More recently, the standard has also been applied to the labeling and information processing of human cells, tissue and organs, internationally and across health systems.
Brookfield-based Niceware International recently released its LabelClinic CT for Cellular Therapy identification, using similar technology the company used to develop its line of blood identification and labeling products.
“We have a long history and are quite familiar with the ISBT 128 blood identification standard,” said Daniel Kaho, product manager for LabelClinicCT. “We took our experience and knowledge of the standard and its application to our line of blood labeling products and created a cellular therapy device that applies the standard in a similar way.”

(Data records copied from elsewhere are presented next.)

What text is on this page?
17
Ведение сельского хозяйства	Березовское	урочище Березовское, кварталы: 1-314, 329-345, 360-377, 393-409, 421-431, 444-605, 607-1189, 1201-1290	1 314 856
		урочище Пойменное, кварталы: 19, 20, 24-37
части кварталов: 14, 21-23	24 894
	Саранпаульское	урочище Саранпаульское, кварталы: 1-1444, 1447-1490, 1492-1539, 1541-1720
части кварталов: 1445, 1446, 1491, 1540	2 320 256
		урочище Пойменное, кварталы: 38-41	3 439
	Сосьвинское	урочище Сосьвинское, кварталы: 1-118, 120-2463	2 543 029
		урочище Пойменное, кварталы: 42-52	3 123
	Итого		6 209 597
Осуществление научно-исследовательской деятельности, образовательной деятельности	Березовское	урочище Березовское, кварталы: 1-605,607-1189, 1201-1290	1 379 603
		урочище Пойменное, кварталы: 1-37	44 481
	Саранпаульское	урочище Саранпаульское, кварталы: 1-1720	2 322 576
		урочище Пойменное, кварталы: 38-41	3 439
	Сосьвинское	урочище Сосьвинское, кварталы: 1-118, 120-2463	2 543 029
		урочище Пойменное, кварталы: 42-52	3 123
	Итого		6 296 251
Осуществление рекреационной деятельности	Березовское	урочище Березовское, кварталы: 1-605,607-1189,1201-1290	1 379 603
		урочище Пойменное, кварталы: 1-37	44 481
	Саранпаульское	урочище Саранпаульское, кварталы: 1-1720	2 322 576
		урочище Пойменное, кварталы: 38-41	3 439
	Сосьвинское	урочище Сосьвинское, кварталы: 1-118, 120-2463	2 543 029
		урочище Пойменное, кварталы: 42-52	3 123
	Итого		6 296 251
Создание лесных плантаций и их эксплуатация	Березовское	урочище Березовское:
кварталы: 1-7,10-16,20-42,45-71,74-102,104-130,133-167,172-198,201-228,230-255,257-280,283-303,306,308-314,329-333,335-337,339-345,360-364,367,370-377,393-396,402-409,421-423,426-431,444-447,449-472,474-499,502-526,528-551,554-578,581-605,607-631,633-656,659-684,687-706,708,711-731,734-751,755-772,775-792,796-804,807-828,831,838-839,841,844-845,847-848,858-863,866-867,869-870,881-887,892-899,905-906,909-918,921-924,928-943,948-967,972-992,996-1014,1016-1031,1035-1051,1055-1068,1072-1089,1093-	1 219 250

According to Kaho, no law has been passed requiring health care facilities to identify and label cellular therapy items using the ISBT 128 standard, but the company expects one to be approved in the next year or two.
“Cellular therapy is actually really popular,” Kaho said. “Throughout the research we conducted we realized there were enough facilities collecting different cellular therapy techniques and the research found that we needed a way to utilize a barcode that indicates what the product is, who it came from, the date it was collected, where the information was processed and when it expires. There’s a really interesting medical backdrop to the uses of this technology.”
A common use for cellular therapy, according to Kaho, is the collection of stem cells from an umbilical cord after the birth of a baby.
“Some facilities will give the parents an option of collecting a child’s stem cells from the umbilical cord and storing them for the lifetime of the child,” Kaho said. “The cells could be used later on to develop different types of autoimmune cellular therapy if the child were to ever become seriously ill.”
There are many different applications for cellular therapy, Kaho said.
“We realized pretty early on that cellular therapy was something that was coming up and gaining interest in the medical community. We decided we’d talk to a number of different health care facilities and find out what they needed in a labeling product and design and modify our device based on that feedback.”
The first version of the LabelClinic CT was completed almost two years ago, Kaho said, but the product has been modified and redesigned based on customer feedback to the current version, which was released in the fall of 2010.
“It took us about six months to produce our first version,” he said. “We exposed the first device to more customer partners who were able to walk us through their own processes so we could get the flow and functionality right.”
The new LabelClinic CT is available in three versions: a stand-alone deployment; an integrated deployment that can be installed with current information systems in a facility; and a web-based platform, Kaho said.
“Our device, in any deployment, will be able to initiate the communication in a labeling system,” Kaho said. “And it can do it on a world-wide level. Similar to a situation where if you donate blood in Milwaukee it can be sent anywhere in the world and every facility will be able to scan the barcode that can explicitly tell them what it is, where it’s from and when it expires. It’s really a unique technology where even if the label is in English, you can scan the barcode and your system can interpret what the data means in a way that allows you to use it in your environment.”
The company has a lot of early adopters both on the reseller and the customer side and so far feedback has been positive, Kaho said.